Jason ended his talk with a proposal to “decouple” the scholarly journal, to recognize that journals have traditionally performed several different functions — often identified as registration, certification, dissemination and archiving.  Some of those functions are now trivial; why pay anyone for dissemination in an age when an article can be distributed to millions with the click of a mouse?  Other functions, especially certification (peer-review) are changing dramatically.  Jason suggested that peer-review should be a service which could be offered independently of how an article was to be disseminated.  Scholarly societies especially are in a good possession to provide peer-review as a service for which scholars and their institutions could pay when it was felt to be necessary.  but in an age when so much peer-review is already happening outside the structure of journal publication, it is clear that not all scholarship will require that formal service.  So in place of the rigid structure that we have now, Jason suggests, illustrates, and enables a more flexible, layered system of scholarly networks and services.

As should be obvious by now, I found Jason’s talk for Open Access Week provocative and thought -provoking.  I hope I have represented what he said fairly. I have tried to indicate where I am paraphrasing Jason directly, and he should not be blamed for the conclusions I draw from his comments.  But for those who would like to hear from Jason directly, and I highly recommend it, he and several other leaders in the area of AltMetrics will take part in a webinar sponsored by NISO on November 14, which you can read about and register for here.  You can also finds slides and a video from a presentation similar to the one he gave at Duke here.

5 thoughts on “Is the Web just a faster horse?”

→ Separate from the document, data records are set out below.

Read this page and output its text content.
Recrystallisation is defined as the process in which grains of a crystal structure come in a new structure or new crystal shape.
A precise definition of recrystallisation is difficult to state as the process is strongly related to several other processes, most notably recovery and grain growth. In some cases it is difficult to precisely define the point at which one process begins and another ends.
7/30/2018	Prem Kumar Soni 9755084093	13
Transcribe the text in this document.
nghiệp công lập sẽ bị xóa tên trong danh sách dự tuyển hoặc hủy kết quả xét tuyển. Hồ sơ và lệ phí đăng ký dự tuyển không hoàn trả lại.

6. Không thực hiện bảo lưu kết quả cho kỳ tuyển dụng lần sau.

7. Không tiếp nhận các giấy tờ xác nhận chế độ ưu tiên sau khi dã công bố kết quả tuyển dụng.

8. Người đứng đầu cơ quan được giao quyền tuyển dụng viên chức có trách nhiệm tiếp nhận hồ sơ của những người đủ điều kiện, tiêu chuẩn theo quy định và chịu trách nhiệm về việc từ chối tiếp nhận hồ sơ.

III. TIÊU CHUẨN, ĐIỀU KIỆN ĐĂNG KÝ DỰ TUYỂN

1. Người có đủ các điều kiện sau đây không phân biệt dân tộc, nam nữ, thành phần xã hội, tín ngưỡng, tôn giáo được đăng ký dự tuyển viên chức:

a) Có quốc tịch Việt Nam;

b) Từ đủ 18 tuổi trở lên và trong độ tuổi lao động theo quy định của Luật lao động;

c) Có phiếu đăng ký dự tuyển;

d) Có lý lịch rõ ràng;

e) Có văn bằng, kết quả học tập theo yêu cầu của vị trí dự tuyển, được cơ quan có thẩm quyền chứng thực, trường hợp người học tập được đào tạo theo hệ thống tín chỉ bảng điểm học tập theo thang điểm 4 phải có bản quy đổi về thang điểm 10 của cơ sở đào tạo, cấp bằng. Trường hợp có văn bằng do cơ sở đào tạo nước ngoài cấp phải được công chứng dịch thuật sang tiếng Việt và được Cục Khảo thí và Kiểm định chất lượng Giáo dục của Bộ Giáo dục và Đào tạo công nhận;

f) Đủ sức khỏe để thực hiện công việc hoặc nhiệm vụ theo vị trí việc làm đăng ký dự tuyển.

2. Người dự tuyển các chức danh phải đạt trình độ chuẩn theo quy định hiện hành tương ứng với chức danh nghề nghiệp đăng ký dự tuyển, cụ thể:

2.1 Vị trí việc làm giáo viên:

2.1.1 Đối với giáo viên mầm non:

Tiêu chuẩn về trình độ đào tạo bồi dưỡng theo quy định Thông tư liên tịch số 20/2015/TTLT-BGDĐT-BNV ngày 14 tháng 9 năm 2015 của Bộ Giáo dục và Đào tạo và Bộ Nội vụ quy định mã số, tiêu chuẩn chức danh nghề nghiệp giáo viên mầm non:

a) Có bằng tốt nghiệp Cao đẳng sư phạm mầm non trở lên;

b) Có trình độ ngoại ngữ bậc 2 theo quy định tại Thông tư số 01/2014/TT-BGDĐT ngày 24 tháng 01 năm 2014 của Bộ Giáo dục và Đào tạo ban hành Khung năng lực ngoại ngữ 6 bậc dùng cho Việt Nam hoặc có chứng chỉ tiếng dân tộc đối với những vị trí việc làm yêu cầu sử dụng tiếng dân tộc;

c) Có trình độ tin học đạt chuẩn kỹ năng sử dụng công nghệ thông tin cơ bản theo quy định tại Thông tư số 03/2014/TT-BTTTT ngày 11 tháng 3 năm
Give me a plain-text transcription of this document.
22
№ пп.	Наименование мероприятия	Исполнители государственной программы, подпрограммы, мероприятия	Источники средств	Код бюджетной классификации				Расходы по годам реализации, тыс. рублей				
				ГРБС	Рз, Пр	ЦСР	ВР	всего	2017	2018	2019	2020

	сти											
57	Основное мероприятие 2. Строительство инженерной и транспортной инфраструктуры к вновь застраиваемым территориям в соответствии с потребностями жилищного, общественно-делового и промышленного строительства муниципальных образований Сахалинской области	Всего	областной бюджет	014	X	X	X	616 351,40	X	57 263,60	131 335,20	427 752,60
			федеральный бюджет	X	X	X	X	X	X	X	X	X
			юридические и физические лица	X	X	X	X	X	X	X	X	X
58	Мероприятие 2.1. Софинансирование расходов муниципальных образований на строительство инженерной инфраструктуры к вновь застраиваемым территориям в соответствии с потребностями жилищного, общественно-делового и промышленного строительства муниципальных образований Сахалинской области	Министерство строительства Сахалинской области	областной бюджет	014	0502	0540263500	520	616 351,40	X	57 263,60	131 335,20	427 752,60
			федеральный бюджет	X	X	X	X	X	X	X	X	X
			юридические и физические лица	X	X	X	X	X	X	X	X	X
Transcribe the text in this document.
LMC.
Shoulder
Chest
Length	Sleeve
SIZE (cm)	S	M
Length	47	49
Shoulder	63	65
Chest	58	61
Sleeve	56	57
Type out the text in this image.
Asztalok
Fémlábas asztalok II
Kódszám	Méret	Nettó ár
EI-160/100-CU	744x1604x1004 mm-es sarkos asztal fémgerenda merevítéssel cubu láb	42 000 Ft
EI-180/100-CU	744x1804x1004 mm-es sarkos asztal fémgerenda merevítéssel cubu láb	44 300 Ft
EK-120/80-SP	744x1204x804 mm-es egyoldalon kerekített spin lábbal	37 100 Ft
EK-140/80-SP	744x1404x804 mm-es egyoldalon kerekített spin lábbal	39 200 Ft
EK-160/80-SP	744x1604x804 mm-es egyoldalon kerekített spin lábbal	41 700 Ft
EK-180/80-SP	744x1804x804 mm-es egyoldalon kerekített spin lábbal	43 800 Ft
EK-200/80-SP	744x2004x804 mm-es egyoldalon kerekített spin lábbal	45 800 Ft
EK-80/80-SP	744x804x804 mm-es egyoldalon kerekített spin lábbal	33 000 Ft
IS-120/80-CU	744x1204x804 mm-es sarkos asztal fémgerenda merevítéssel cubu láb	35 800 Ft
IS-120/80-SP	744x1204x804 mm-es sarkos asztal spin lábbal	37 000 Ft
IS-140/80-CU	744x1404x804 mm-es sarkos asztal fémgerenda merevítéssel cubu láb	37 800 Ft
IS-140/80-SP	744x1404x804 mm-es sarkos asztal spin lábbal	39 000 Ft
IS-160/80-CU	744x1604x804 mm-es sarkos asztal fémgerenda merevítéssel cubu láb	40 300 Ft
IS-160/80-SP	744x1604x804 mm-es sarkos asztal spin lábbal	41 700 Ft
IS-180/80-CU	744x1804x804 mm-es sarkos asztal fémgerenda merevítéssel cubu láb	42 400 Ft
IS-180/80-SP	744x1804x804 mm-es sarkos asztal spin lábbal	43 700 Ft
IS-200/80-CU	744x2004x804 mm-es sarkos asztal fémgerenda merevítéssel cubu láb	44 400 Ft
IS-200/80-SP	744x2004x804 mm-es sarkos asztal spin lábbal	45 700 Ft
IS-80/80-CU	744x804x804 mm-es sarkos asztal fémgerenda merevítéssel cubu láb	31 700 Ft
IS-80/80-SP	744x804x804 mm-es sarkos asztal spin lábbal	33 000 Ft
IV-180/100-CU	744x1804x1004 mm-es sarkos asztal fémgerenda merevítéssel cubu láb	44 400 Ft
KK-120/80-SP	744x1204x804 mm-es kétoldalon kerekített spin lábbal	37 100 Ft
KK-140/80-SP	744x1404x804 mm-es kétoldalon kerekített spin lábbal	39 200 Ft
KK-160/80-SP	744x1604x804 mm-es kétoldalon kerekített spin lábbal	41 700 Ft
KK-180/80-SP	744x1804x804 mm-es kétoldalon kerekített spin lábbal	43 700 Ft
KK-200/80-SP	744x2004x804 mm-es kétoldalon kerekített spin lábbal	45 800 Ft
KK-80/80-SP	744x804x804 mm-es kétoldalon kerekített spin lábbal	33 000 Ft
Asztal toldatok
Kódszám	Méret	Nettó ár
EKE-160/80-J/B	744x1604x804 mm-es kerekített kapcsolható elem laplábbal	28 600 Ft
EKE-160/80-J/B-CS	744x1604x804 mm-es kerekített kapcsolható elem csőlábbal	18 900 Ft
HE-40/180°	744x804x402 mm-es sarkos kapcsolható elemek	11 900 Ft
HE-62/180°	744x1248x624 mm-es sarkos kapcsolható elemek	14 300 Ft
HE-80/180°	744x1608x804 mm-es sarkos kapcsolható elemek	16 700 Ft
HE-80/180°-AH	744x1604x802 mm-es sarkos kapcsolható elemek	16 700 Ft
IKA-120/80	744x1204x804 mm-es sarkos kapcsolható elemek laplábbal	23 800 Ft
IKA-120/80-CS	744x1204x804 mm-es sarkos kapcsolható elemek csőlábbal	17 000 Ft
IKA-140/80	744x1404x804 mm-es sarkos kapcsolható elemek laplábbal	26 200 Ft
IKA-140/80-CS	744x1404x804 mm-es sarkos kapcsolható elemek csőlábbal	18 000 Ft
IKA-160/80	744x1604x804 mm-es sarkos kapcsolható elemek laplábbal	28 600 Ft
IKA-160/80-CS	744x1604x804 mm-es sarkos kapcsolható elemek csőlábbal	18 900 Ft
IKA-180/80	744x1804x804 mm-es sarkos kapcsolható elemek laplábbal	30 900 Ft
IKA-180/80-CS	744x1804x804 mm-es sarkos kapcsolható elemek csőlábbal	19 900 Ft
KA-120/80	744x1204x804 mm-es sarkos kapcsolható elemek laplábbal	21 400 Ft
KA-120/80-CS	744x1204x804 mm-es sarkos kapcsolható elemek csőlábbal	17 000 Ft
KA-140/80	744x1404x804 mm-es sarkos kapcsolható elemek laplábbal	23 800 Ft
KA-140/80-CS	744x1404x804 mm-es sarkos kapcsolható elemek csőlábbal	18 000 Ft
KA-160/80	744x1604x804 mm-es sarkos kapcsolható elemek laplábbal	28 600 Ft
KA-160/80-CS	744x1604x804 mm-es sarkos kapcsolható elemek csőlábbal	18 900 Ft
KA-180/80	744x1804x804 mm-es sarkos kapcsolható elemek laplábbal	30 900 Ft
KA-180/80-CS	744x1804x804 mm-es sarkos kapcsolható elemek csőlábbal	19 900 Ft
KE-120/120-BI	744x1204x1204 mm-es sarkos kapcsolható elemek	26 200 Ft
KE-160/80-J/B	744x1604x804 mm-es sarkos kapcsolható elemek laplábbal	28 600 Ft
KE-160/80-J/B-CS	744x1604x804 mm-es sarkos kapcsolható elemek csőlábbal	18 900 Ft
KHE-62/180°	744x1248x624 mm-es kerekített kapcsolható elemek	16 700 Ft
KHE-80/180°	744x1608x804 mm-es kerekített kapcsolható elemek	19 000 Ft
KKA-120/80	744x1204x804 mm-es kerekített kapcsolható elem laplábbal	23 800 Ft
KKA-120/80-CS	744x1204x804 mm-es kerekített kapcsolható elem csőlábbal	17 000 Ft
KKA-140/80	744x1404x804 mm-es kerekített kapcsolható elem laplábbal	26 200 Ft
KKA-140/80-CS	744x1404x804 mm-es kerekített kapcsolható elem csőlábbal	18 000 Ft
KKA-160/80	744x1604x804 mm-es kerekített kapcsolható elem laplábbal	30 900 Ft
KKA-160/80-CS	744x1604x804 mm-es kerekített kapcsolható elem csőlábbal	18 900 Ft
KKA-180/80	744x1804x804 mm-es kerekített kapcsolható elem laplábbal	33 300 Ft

  1. I was listening in on an event via the Birkbeck University of London and Melissa Terras talked in depth about augmenting the impact of her green OA material by blogging and tweeting about the works. She found when she blogged and tweeted about her work, the work received many more downloads. She purposely kept quiet about some articles, which received few downloads. She even mentions that a publisher asked her to submit a blog post to a peer reviewed publication because she had tweeted about it. So I’d have to agree with Jason that it’s possible to create social media communities that can share and in a sense vet materials.

  2. Interesting! I’ve begun to use pinterest as a scholarly tool as well. I have boards for articles and blog posts of interest, of archeological evidence that affirms the accuracy of Biblical passages, etc. To my great surprise, people are following it.

  3. Thanks for capturing your thoughts about Priem’s presentation, Kevin. It has helped me envision ways to connect my PLN to my library work and scholarship.